We recommend a script that would extract only the results ( 1., 2., 3.,) to
crawl from the AltaVista generated page. Unfortunately, we ran out of time
to implement this.
Also, we do not ensure that we don't crawl the same page. Hashing the
visited URLs and their modification date may allow someone to check whether
the page should be crawled.
3) classification.
we didn't even touch it.
4) confidence of a definition
We have a confidence system based on the number of times a definition
occurs. However, we feel that we can improve this. Right now, no matter
how the definition was found, we increase the raw confidence by 1. If we
assigned different confidence increases according to how the definition was
found (what form of canonical or contextual), we think we can threshold the
defintions better.

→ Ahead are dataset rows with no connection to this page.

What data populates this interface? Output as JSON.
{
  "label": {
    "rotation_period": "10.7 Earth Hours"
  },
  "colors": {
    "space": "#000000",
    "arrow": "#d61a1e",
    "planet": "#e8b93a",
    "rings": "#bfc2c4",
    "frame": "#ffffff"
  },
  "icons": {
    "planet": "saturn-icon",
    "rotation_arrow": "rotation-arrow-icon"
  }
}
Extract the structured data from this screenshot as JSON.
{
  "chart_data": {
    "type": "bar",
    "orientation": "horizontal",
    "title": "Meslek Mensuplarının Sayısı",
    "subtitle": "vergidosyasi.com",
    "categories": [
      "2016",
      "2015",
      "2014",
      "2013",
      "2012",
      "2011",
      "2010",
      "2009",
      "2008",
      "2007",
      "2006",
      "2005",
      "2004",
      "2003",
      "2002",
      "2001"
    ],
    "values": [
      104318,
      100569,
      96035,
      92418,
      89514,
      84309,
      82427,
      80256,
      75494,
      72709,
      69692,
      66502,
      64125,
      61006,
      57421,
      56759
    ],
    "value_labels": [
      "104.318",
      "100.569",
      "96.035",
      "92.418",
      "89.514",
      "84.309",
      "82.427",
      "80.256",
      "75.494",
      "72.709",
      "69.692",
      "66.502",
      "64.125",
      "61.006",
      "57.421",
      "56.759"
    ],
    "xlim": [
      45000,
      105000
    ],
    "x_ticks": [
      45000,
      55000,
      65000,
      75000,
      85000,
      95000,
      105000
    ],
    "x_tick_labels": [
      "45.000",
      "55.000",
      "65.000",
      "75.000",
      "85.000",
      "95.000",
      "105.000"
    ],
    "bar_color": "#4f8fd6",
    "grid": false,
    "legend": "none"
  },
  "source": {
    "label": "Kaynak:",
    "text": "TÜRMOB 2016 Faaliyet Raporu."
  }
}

Statistically examining the existing judged queries
would help to assign appropriate weights.
Another concern is crawling identical text from different URLs. It is not
feasible to store the pages we have crawled and compare the text
of the documents. We do keep the context where the acronym was found; if
the increase in confidence is reduced when seeing the definition in context
it has been defined in before, that may improve the confidence rating.
Raw confidence (rc) is currently converted to confidence by rc / (rc + 2).
Tinkering with this equation may also be helpful.